There was substantial attrition of the CHAMACOS cohort from birth ($n=534$) until 14 y ($n=247$ with measured DAPs and an SRS-2 score; $n=330$ with a parent-reported BASC-2 score). As we report (Table 1), characteristics for these groups were similar, with some minor exceptions; adjusting for these covariates in our multivariable models did not change effect estimates, suggesting that any resulting selection bias was likely minimal.

ASD-related traits, such as poor social cognition and poor theory of mind, are common in other neurodevelopmental disorders, such as ADHD and schizophrenia. We therefore interpret these associations with caution when inferring etiologic risk factors for ASD. However, overlap of multiple traits calls into question whether these disorders are in fact distinct; it is therefore possible that there are also etiologic overlaps for these disorders (Sagiv et al. 2015a).

Although we measured postnatal OP exposure in CHAMACOS, we do not present associations with ASD-related traits in this paper. Previous published reports in CHAMACOS, which have found associations of prenatal DAPs with poorer neurodevelopment, have reported considerably weaker or null associations of postnatal DAPs with these endpoints (Bouchard et al. 2011; Marks et al. 2010). Nevertheless, brain development, which continues until early adulthood, is also vulnerable to toxic insults; we will therefore examine associations of postnatal OP exposure, measured with DAPs and residential proximity to agriculture OP pesticide use, with ASD-related traits in future work. Finally, associations found in this unique cohort of primarily Mexican-American children may not be generalizable to other populations with different ethnic distributions.
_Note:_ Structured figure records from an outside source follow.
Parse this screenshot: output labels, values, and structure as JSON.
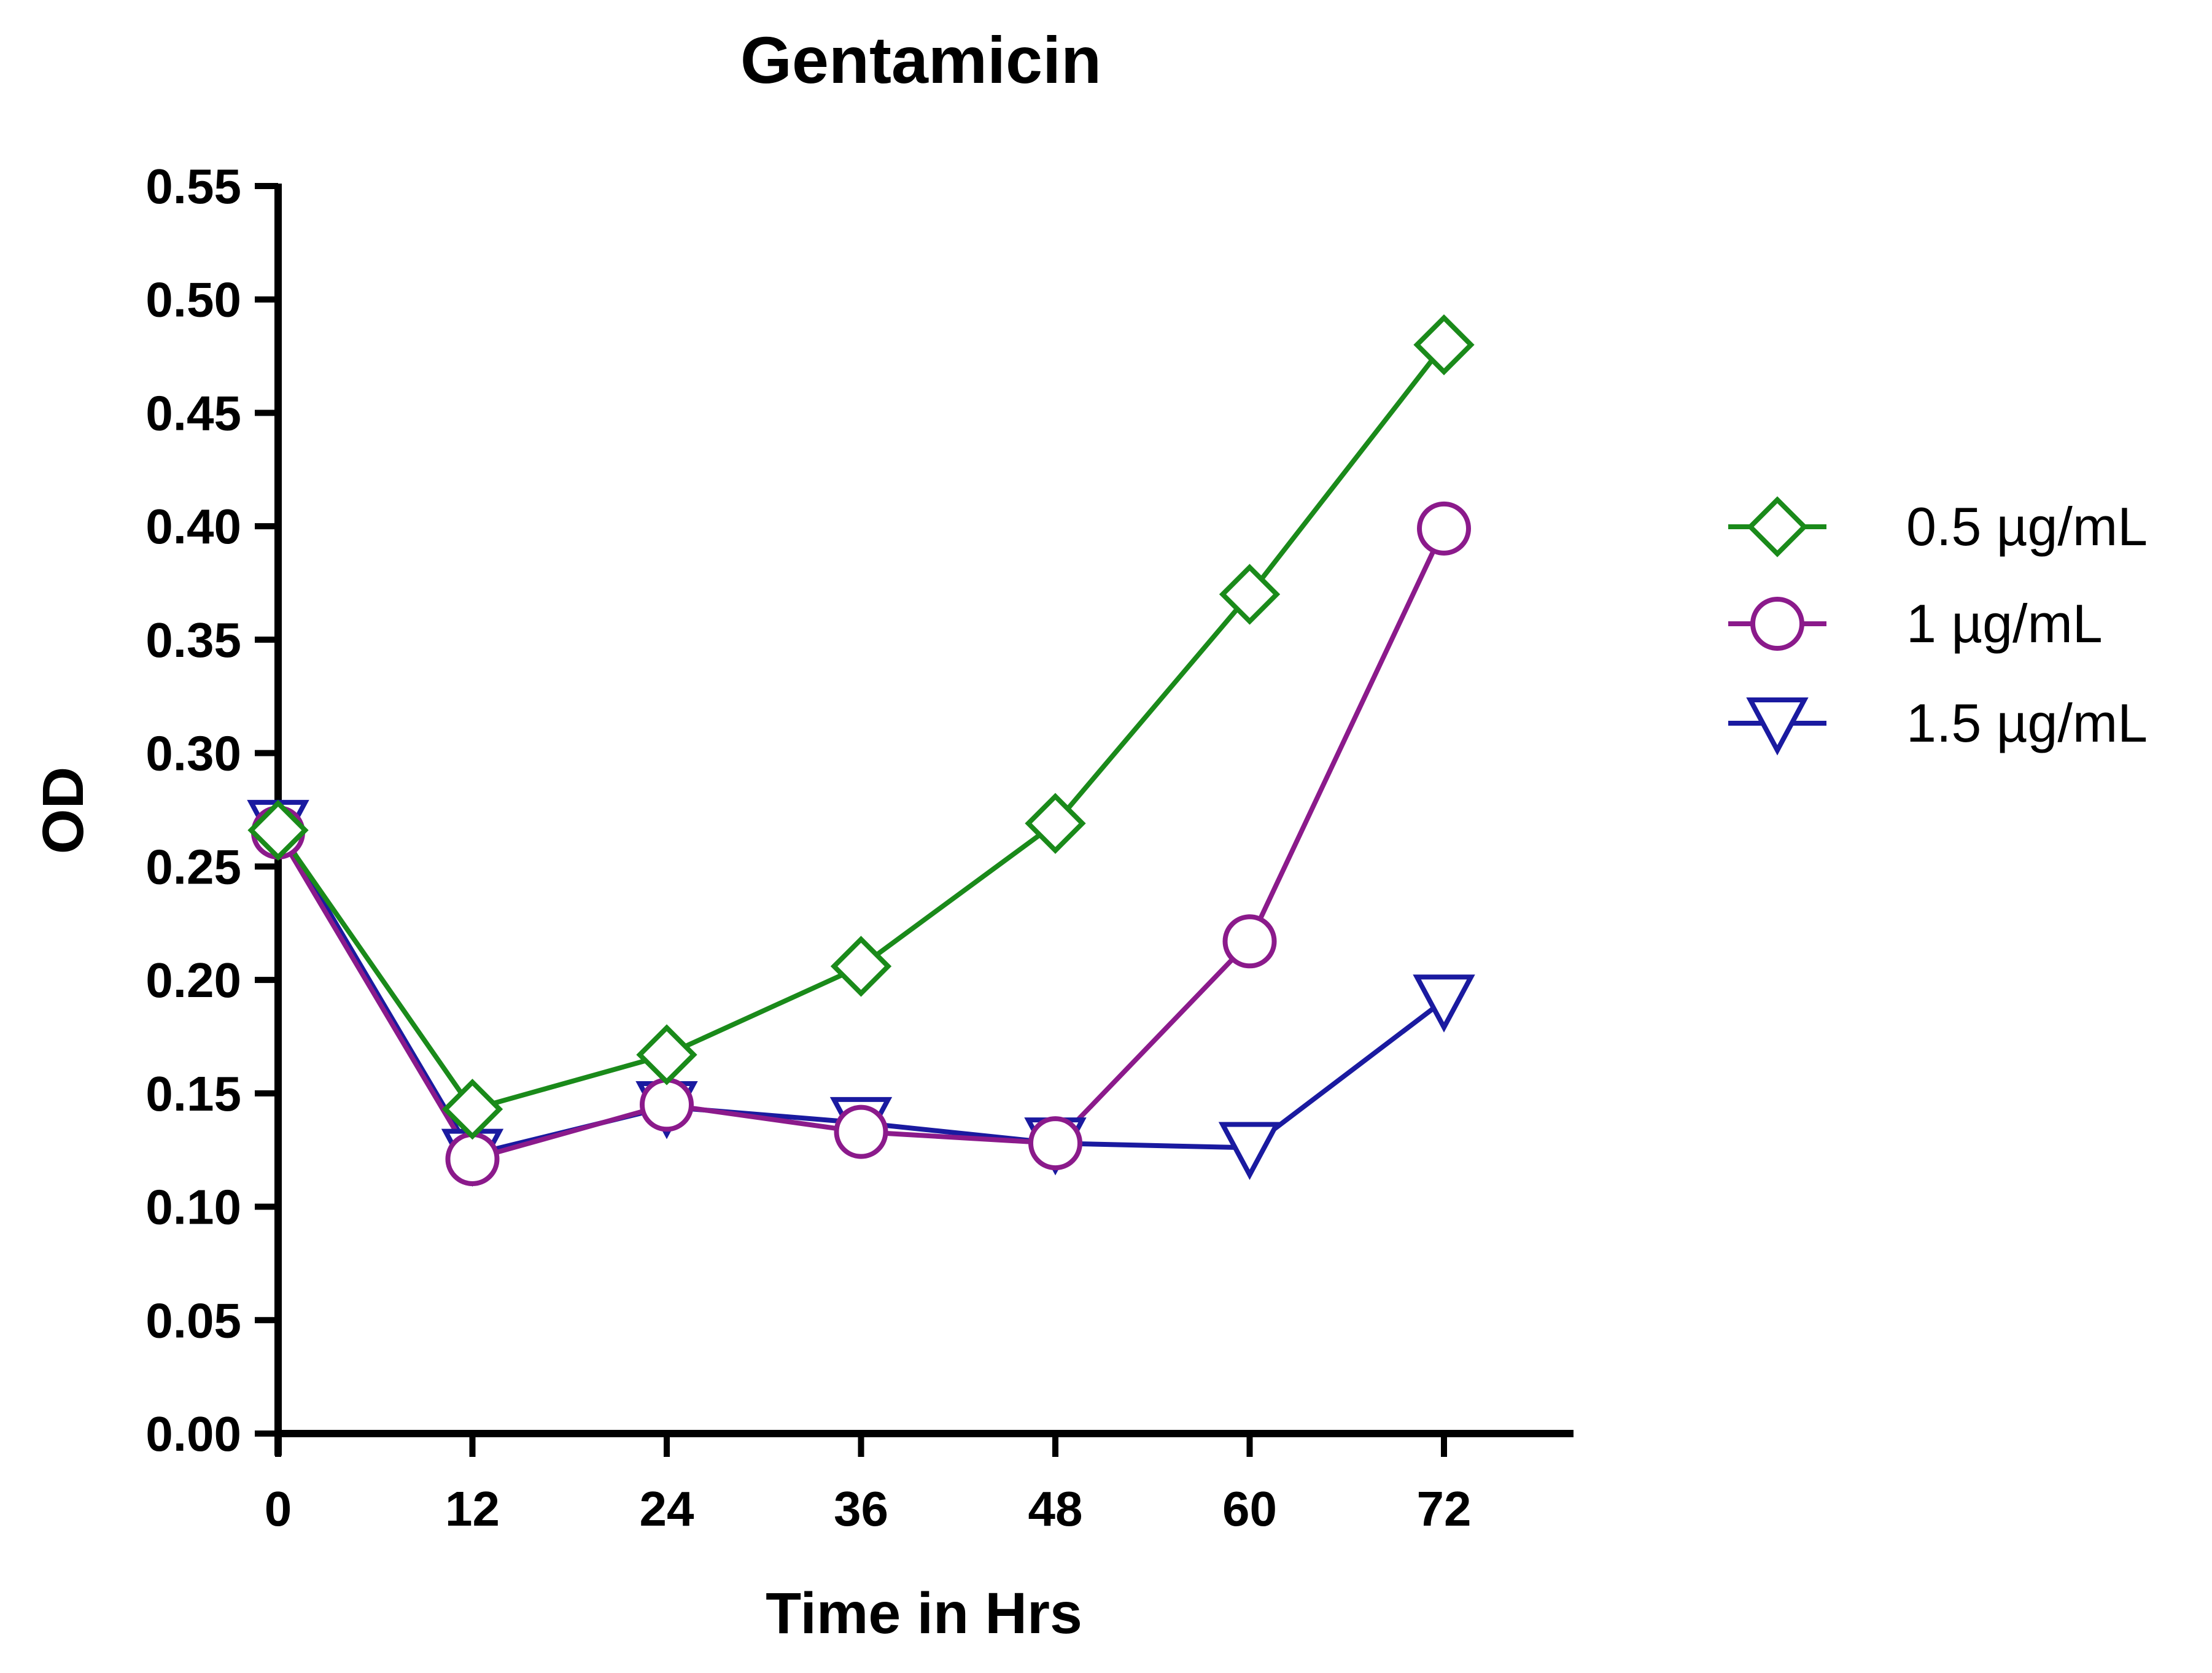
{
  "chart_data": {
    "type": "line",
    "title": "Gentamicin",
    "xlabel": "Time in Hrs",
    "ylabel": "OD",
    "x": [
      0,
      12,
      24,
      36,
      48,
      60,
      72
    ],
    "x_tick_labels": [
      "0",
      "12",
      "24",
      "36",
      "48",
      "60",
      "72"
    ],
    "xlim": [
      0,
      80
    ],
    "ylim": [
      0,
      0.55
    ],
    "y_ticks": [
      0.0,
      0.05,
      0.1,
      0.15,
      0.2,
      0.25,
      0.3,
      0.35,
      0.4,
      0.45,
      0.5,
      0.55
    ],
    "y_tick_labels": [
      "0.00",
      "0.05",
      "0.10",
      "0.15",
      "0.20",
      "0.25",
      "0.30",
      "0.35",
      "0.40",
      "0.45",
      "0.50",
      "0.55"
    ],
    "grid": false,
    "legend_position": "right",
    "series": [
      {
        "name": "0.5 µg/mL",
        "marker": "diamond",
        "color": "#1a8a1a",
        "values": [
          0.266,
          0.143,
          0.167,
          0.206,
          0.269,
          0.37,
          0.48
        ]
      },
      {
        "name": "1 µg/mL",
        "marker": "circle",
        "color": "#8b1a8b",
        "values": [
          0.265,
          0.121,
          0.145,
          0.133,
          0.128,
          0.217,
          0.399
        ]
      },
      {
        "name": "1.5 µg/mL",
        "marker": "triangle-down",
        "color": "#1a1aa0",
        "values": [
          0.268,
          0.123,
          0.144,
          0.137,
          0.128,
          0.126,
          0.191
        ]
      }
    ]
  }
}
Our study had some notable strengths, including a prospective design with exposure estimated during the prenatal period, when rapid development of the central nervous system can heighten vulnerability to environmental insults. CHAMACOS also collected data on traits related to ASD using diverse study instruments (parent report, teacher report, objective neuropsychological testing) at multiple time points (in this analysis we include data from ages 7, 9, $10½$, 12, and 14 y), allowing for a longitudinal examination of associations with traits related to ASD. In addition, examination of quantitative traits offers a statistically powerful approach to studying modifiable environmental exposures with neurodevelopmental disorders, such as ASD (Sagiv et al. 2015a).

Conclusions

We found that urinary OP metabolites but not residential proximity to agriculture OP pesticide use during pregnancy were associated with more ASD-related traits in childhood and adolescence. These findings contribute to evidence showing associations of modifiable environmental risk factors with ASD-related traits.